Grandpa: The adrenaline in my body was always pumping. I never really got used to it but I would never dwell on what could go wrong. I was mainly focused on getting from the air to the ground without killing myself. 

Xion: When did the military become integrated?

Grandpa: President Truman signed the order in 1947 to integrate the services. The services were not fully integrated until 1950. It took a long time because there was a lot of resistance in the army’s hierarchy. 

Xion: Did the military pay you extra for parachuting?

Grandpa: The military did pay me extra. That is another reason I started parachuting. They paid a hazardous duty fee. 

Xion: Were you surprised to hear that the production company wanted to make a movie about your experience in the army? 

Grandpa: No, I was not surprised, because it is a market for my experience. Any time there is a market for something, somebody will find a way to exploit it. 

Taken in December 1950, this is a photo of the 2nd Ranger Company (Airborne), the first, last and only all-Black ranger company in the history of the United States. They had travelled from Fort Benning, Georgia, to Pittsburg, California’s Camp Stoneman, to Fort Mason in San Francisco, then to Korea to fight in the Korean War. Cleveland Valrey, my great grandfather, is on the lower right side of the photo.

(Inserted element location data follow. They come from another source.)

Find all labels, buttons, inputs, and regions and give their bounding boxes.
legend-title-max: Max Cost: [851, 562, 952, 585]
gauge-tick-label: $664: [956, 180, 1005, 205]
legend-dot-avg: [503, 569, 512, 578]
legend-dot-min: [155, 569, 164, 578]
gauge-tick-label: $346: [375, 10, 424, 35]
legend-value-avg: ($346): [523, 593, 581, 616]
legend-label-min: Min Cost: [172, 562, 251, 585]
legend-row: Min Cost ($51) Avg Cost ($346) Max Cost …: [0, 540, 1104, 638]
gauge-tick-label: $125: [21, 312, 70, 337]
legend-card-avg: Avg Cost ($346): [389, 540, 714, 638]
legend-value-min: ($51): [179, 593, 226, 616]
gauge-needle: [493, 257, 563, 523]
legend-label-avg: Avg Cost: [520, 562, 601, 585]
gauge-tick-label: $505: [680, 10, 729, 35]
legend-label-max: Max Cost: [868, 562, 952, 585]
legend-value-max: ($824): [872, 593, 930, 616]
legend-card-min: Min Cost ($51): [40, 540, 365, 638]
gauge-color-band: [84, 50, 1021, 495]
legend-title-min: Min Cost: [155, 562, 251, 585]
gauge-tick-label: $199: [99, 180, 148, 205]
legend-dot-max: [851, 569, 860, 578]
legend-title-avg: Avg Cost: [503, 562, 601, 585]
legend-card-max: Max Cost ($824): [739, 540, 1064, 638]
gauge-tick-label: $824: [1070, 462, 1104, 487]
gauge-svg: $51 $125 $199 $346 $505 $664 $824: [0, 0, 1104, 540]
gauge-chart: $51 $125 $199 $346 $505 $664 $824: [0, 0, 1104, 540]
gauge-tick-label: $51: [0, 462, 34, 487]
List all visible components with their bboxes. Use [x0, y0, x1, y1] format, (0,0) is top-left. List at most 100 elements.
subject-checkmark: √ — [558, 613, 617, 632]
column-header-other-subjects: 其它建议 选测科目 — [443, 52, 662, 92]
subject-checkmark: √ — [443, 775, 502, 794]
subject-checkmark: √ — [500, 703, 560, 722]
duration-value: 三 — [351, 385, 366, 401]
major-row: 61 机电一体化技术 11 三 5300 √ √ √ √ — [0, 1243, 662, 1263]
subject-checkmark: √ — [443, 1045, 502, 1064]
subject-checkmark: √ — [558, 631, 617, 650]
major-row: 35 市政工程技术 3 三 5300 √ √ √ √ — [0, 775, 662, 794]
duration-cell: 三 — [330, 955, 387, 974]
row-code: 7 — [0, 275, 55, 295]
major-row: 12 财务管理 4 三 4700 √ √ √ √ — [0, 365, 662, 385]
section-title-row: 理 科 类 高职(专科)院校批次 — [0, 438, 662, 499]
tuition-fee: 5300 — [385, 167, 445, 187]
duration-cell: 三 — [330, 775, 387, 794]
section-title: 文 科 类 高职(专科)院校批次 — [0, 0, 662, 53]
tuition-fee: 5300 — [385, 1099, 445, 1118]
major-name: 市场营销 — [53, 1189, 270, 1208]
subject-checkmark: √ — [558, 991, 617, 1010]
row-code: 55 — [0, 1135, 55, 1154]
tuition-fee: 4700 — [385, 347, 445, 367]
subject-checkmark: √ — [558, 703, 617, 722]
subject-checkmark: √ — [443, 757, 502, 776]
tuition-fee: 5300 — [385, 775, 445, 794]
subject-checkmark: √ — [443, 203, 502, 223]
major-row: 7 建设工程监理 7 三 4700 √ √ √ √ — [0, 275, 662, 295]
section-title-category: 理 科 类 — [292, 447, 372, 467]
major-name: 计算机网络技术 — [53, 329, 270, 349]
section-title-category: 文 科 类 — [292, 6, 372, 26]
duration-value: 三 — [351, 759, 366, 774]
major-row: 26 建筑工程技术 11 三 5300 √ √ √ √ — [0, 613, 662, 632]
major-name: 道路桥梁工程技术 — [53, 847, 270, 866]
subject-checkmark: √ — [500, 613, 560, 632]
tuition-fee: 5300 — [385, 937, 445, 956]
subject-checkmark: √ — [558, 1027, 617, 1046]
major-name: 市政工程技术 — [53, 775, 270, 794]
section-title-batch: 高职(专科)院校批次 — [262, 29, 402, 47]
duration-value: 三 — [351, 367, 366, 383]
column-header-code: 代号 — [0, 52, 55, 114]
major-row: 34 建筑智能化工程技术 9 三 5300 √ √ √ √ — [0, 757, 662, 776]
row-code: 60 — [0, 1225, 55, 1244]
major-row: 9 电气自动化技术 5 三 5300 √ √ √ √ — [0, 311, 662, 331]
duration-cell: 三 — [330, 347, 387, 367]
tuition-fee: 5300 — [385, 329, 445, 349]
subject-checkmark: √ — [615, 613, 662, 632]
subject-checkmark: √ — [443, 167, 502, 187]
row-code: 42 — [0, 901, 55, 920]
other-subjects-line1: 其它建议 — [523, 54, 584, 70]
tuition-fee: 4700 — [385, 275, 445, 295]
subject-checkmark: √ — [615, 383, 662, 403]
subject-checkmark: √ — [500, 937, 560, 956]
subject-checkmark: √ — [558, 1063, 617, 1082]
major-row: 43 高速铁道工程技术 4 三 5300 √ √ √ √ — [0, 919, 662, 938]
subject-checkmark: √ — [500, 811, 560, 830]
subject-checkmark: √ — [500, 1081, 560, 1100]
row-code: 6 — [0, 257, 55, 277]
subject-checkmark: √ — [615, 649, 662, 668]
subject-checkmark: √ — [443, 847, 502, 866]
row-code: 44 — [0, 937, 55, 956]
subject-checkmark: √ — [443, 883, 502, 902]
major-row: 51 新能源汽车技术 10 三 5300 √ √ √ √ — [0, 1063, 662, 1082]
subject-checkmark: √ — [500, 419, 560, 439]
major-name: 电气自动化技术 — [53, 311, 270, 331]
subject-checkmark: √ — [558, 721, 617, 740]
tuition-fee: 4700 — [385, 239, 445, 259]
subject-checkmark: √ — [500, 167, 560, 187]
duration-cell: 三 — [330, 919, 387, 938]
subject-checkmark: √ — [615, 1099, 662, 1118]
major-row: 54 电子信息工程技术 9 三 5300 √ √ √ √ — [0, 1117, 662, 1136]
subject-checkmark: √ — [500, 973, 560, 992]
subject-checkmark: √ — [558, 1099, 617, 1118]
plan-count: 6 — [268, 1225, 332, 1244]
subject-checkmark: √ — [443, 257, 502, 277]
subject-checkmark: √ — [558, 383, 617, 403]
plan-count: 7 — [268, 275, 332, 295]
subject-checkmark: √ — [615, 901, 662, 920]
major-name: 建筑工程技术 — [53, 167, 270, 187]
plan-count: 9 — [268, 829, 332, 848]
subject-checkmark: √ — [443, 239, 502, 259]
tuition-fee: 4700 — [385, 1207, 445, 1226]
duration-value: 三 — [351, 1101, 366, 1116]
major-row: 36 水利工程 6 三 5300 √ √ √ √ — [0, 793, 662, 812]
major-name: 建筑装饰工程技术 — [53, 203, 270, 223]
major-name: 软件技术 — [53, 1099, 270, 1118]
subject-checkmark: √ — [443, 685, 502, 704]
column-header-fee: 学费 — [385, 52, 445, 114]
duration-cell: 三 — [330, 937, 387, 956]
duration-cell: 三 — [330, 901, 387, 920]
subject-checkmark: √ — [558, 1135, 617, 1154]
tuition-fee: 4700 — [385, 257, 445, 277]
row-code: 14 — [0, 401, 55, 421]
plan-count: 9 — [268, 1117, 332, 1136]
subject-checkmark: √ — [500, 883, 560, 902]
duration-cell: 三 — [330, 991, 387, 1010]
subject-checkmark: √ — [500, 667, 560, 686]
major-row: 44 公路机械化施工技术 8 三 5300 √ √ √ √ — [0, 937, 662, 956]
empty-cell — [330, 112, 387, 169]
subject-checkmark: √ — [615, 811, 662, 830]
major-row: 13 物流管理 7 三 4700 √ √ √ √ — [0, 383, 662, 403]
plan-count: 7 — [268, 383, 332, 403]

Xion: Did you personally know any of the other men that were telling their story in “Brother Ranger”? 

Grandpa: I know the men in the movie of course; we were all in the same company. We all went through the training in Georgia together; we took the train ride from Georgia to California together. We also went into combat together. 

Over this quarantine I have been learning a lot about my grandfather and his experiences in the army. It is a blessing that he is still alive to tell me these stories today.